The long thoracic nerve (of Bell) travels POSTERIORLY to the C8 and T1 roots, and SUPERFICIALLY over the serratus anterior musle in the MEDIAL AXILLA (making it vulnerable during axillary node clearance). The LT nerve innervates the serratus anterior, therefore damage to it leads to WINGING of the SCAPULA.

nb. the superior trunk gives the SUPRASCAPULAR nerve (innervates Supra and Infraspinatus)
and the nerve to SUBCLAVIUS

68
Q

A 55-year-old man dies from metastatic stomach carcinoma. At autopsy, small vegetations are found along the line of closure of the mitral valve.

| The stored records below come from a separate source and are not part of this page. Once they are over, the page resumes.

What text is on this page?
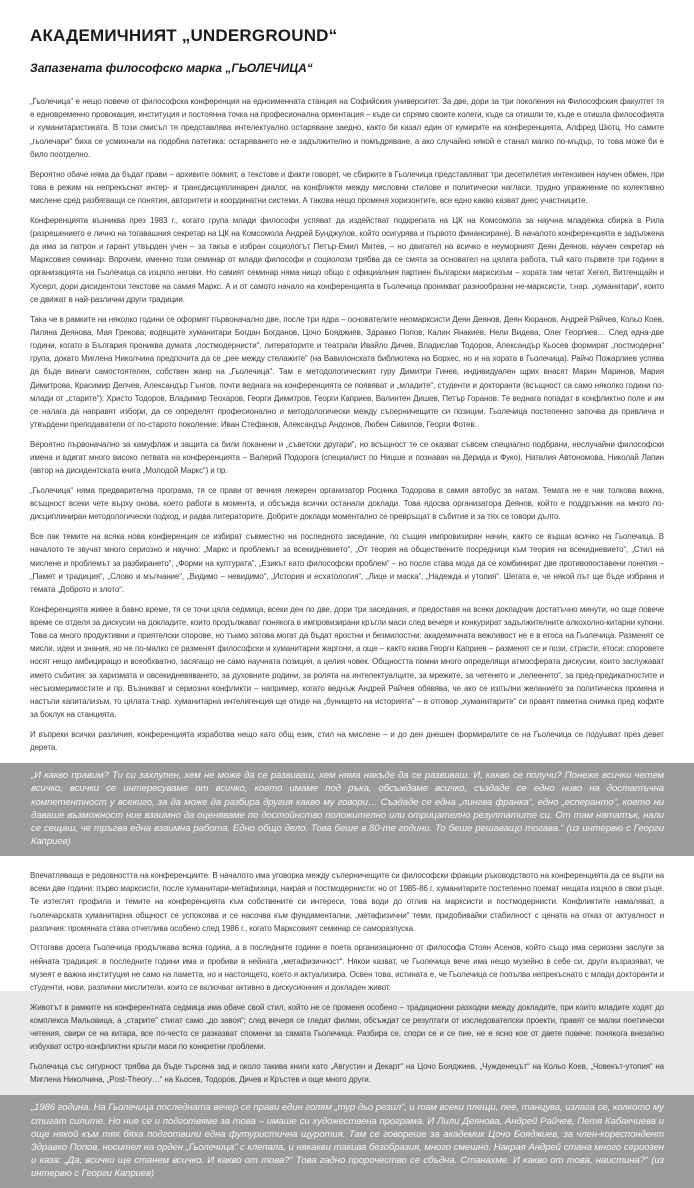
АКАДЕМИЧНИЯТ „UNDERGROUND“
Запазената философско марка „ГЬОЛЕЧИЦА“

„Гьолечица“ е нещо повече от философска конференция на едноименната станция на Софийския университет. За две, дори за три поколения на Философския факултет тя е едновременно провокация, институция и постоянна точка на професионална ориентация – къде си спрямо своите колеги, къде са отишли те, къде е отишла философията и хуманитаристиката. В този смисъл тя представлява интелектуално остаряване заедно, както би казал един от кумирите на конференцията, Алфред Шютц. Но самите „гьолечари“ биха се усмихнали на подобна патетика: остаряването не е задължително и помъдряване, а ако случайно някой е станал малко по-мъдър, то това може би е било поотделно.

Вероятно обаче няма да бъдат прави – архивите помнят, а текстове и факти говорят, че сбирките в Гьолечица представляват три десетилетия интензивен научен обмен, при това в режим на непрекъснат интер- и трансдисциплинарен диалог, на конфликти между мисловни стилове и политически нагласи, трудно упражнение по колективно мислене сред разбягващи се понятия, авторитети и координатни системи. А такова нещо променя хоризонтите, все едно какво казват днес участниците.

Конференцията възниква през 1983 г., когато група млади философи успяват да издействат подкрепата на ЦК на Комсомола за научна младежка сбирка в Рила (разрешението е лично на тогавашния секретар на ЦК на Комсомола Андрей Бунджулов, който осигурява и първото финансиране). В началото конференцията е задължена да има за патрон и гарант утвърден учен – за такъв е избран социологът Петър-Емил Митев, – но двигател на всичко е неуморният Деян Деянов, научен секретар на Марксовия семинар. Впрочем, именно този семинар от млади философи и социолози трябва да се смята за основател на цялата работа, тъй като първите три години в организацията на Гьолечица са изцяло негови. Но самият семинар няма нищо общо с официалния партиен български марксизъм – хората там четат Хегел, Витгенщайн и Хусерл, дори дисидентски текстове на самия Маркс. А и от самото начало на конференцията в Гьолечица проникват разнообразни не-марксисти, т.нар. „хуманитари“, които се движат в най-различни други традиции.

Така че в рамките на няколко години се оформят първоначално две, после три ядра – основателите неомарксисти Деян Деянов, Деян Кюранов, Андрей Райчев, Кольо Коев, Лиляна Деянова, Мая Грекова; водещите хуманитари Богдан Богданов, Цочо Бояджиев, Здравко Попов, Калин Янакиев, Нели Видева, Олег Георгиев… След една-две години, когато в България прониква думата „постмодернисти“, литераторите и театрали Ивайло Дичев, Владислав Тодоров, Александър Кьосев формират „постмодерна“ група, докато Миглена Николчина предпочита да се „рее между стелажите“ (на Вавилонската библиотека на Борхес, но и на хората в Гьолечица). Райчо Пожарлиев успява да бъде винаги самостоятелен, собствен жанр на „Гьолечица“. Там е методологическият гуру Димитри Гинев, индивидуален щрих внасят Марин Маринов, Мария Димитрова, Красимир Делчев, Александър Гънгов, почти веднага на конференцията се появяват и „младите“, студенти и докторанти (всъщност са само няколко години по-млади от „старите“): Христо Тодоров, Владимир Теохаров, Георги Димитров, Георги Каприев, Валинтен Дишев, Петър Горанов. Те веднага попадат в конфликтно поле и им се налага да направят избори, да се определят професионално и методологически между съперничещите си позиции. Гьолечица постепенно започва да привлича и утвърдени преподаватели от по-старото поколение: Иван Стефанов, Александър Андонов, Любен Сивилов, Георги Фотев.

Вероятно първоначално за камуфлаж и защита са били поканени и „съветски другари“, но всъщност те се оказват съвсем специално подбрани, неслучайни философски имена и вдигат много високо летвата на конференцията – Валерий Подорога (специалист по Ницше и познавач на Дерида и Фуко), Наталия Автономова, Николай Лапин (автор на дисидентската книга „Молодой Маркс“) и пр.

„Гьолечица“ няма предварителна програма, тя се прави от вечния лежерен организатор Росинка Тодорова в самия автобус за натам. Темата не е чак толкова важна, всъщност всеки чете върху онова, което работи в момента, и обсъжда всички останали доклади. Това ядосва организатора Деянов, който е поддръжник на много по-дисциплиниран методологически подход, и радва литераторите. Добрите доклади моментално се превръщат в събитие и за тях се говори дълго.

Все пак темите на всяка нова конференция се избират съвместно на последното заседание, по същия импровизиран начин, както се върши всичко на Гьолечица. В началото те звучат много сериозно и научно: „Маркс и проблемът за всекидневието“, „От теория на обществените посредници към теория на всекидневието“, „Стил на мислене и проблемът за разбирането“, „Форми на културата“, „Езикът като философски проблем“ – но после става мода да се комбинират две противопоставени понятия – „Памет и традиция“, „Слово и мълчание“, „Видимо – невидимо“, „История и есхатология“, „Лице и маска“, „Надежда и утопия“. Шегата е, че някой път ще бъде избрана и темата „Доброто и злото“.

Конференцията живее в бавно време, тя се точи цяла седмица, всеки ден по две, дори три заседания, и предоставя на всеки докладчик достатъчно минути, но още повече време се отделя за дискусии на докладите, които продължават понякога в импровизирани кръгли маси след вечеря и конкурират задължителните алкохолно-китарни купони. Това са много продуктивни и приятелски спорове, но тъкмо затова могат да бъдат яростни и безмилостни: академичната вежливост не е в етоса на Гьолечица. Разменят се мисли, идеи и знания, но не по-малко се разменят философски и хуманитарни жаргони, а още – както казва Георги Каприев – разменят се и пози, страсти, етоси: споровете носят нещо амбициращо и всеобхватно, засягащо не само научната позиция, а целия човек. Общността помни много определящи атмосферата дискусии, които заслужават името събития: за харизмата и овсекидневяването, за духовните родини, за ролята на интелектуалците, за мрежите, за четенето и „лелеенето“, за пред-предикатностите и несъизмеримостите и пр. Възникват и сериозни конфликти – например, когато веднъж Андрей Райчев обявява, че ако се изпълни желанието за политическа промяна и настъпи капитализъм, то цялата т.нар. хуманитарна интелигенция ще отиде на „бунището на историята“ – в отговор „хуманитарите“ си правят паметна снимка пред кофите за боклук на станцията.

И въпреки всички различия, конференцията изработва нещо като общ език, стил на мислене – и до ден днешен формиралите се на Гьолечица се подушват през девет дерета.

„И какво правим? Ти си захлупен, хем не може да се развиваш, хем няма накъде да се развиваш. И, какво се получи? Понеже всички четем всичко, всички се интересуваме от всичко, което имаме под ръка, обсъждаме всичко, създаде се едно ниво на достатъчна компетентност у всекиго, за да може да разбира другия какво му говори… Създаде се една „лингва франка“, едно „есперанто“, което ни даваше възможност ние взаимно да оценяваме по достойнство положително или отрицателно резултатите си. От там нататък, нали се сещаш, че тръгва една взаимна работа. Едно общо дело. Това беше в 80-те години. То беше решаващо тогава.“ (из интервю с Георги Каприев)

Впечатляваща е редовността на конференциите. В началото има уговорка между съперничещите си философски фракции ръководството на конференцията да се върти на всеки две години: първо марксисти, после хуманитари-метафизици, накрая и постмодернисти: но от 1985-86 г. хуманитарите постепенно поемат нещата изцяло в свои ръце. Те изтеглят профила и темите на конференцията към собствените си интереси, това води до отлив на марксисти и постмодернисти. Конфликтите намаляват, а гьолечарската хуманитарна общност се успокоява и се насочва към фундаментални, „метафизични“ теми, придобивайки стабилност с цената на отказ от актуалност и различия: промяната става отчетлива особено след 1986 г., когато Марксовият семинар се саморазпуска.

Оттогава досега Гьолечица продължава всяка година, а в последните години е поета организационно от философа Стоян Асенов, който също има сериозни заслуги за нейната традиция: в последните години има и пробиви в нейната „метафизичност“. Някои казват, че Гьолечица вече има нещо музейно в себе си, други възразяват, че музеят е важна институция не само на паметта, но и настоящето, което я актуализира. Освен това, истината е, че Гьолечица се попълва непрекъснато с млади докторанти и студенти, нови, различни мислители, които се включват активно в дискусионния и докладен живот.

Животът в рамките на конферентната седмица има обаче свой стил, който не се променя особено – традиционни разходки между докладите, при които младите ходят до комплекса Мальовица, а „старите“ стигат само „до завоя“; след вечеря се гледат филми, обсъждат се резултати от изследователски проекти, правят се малки поетически четения, свири се на китара, все по-често се разказват спомени за самата Гьолечица. Разбира се, спори се и се пие, не е ясно кое от двете повече: понякога внезапно избухват остро-конфликтни кръгли маси по конкретни проблеми.

Гьолечица със сигурност трябва да бъде търсена зад и около такива книги като „Августин и Декарт“ на Цочо Бояджиев, „Чужденецът“ на Кольо Коев, „Човекът-утопия“ на Миглена Николчина, „Post-Theory…“ на Кьосев, Тодоров, Дичев и Кръстев и още много други.

„1986 година. На Гьолечица последната вечер се прави един голям „тур дьо резил“, и там всеки плещи, пее, танцува, излага се, колкото му стигат силите. Но ние се и подготвяме за това – имаше си художествена програма. И Лили Деянова, Андрей Райчев, Петя Кабакчиева и още някой към тях бяха подготвили една футуристична щуротия. Там се говореше за академик Цочо Бояджиев, за член-кореспондент Здравко Попов, носител на орден „Гьолечица“ с клепала, и някакви такива безобразия, много смешно. Накрая Андрей стана много сериозен и каза: „Да, всички ще станем всичко. И какво от това?“ Това гадно пророчество се сбъдна. Станахме. И какво от това, наистина?“ (из интервю с Георги Каприев)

Which one of the following is the most likely diagnosis?

A
Acute infectious endocarditis

B
Calcific valvular disease

C
Carcinoid heart disease

D
Marantic endocarditis

E
Small mural thrombi

A

D - Marantic endocarditis

Marantic endocarditis, also referred to as non-bacterial thrombotic endocarditis, describes a range of lesions found on previously normal heart valves in the ABSENCE of infection.

Conditions associated:

  • Hypercoagulable states
  • Advanced malignancy

It most commonly affects the mitral and aortic valves. The vegetations contain fibrin and platelets and are usually small and form along the lines of valve closure.
They can release systemic emboli.
Diagnosis is most commonly at autopsy.

A
infectious endocarditis presents aggressively with fevers and signs of acute heart failure. If untreated it can be fatal.
Vegetations associated with endocarditis are found on the auricular surface of the valves.
They commonly cause abscess and valve rupture.

B
Calcific valvular disease is a slow, progress disorder causing focal valve leaflet thickening leading to stenosis.
It is associated with hyperlipidaemia, hypertension, male gender and smoking.

C
This is a rare condition associated with carcinoid tumours, malignant, neuroendocrine tumours arising in the gastrointestinal (GI) tract (mostly ileum and appendix) and lungs.
These tend to produce carcinoid syndrome, with the triad of facial flushing, diarrhoea and bronchoconstriction, in 50% of patients with a carcinoid tumour.
Out of the patients who develop carcinoid syndrome 50% will have carcinoid heart disease, typically affecting the right heart.
Patients present with signs of right heart failure due to significant tricuspid and pulmonary valve dysfunction.

E
Mural thrombi can occur in vessels or in the heart. Intracardiac mural thrombi occur over a disease part of the endocardium, not on a valve.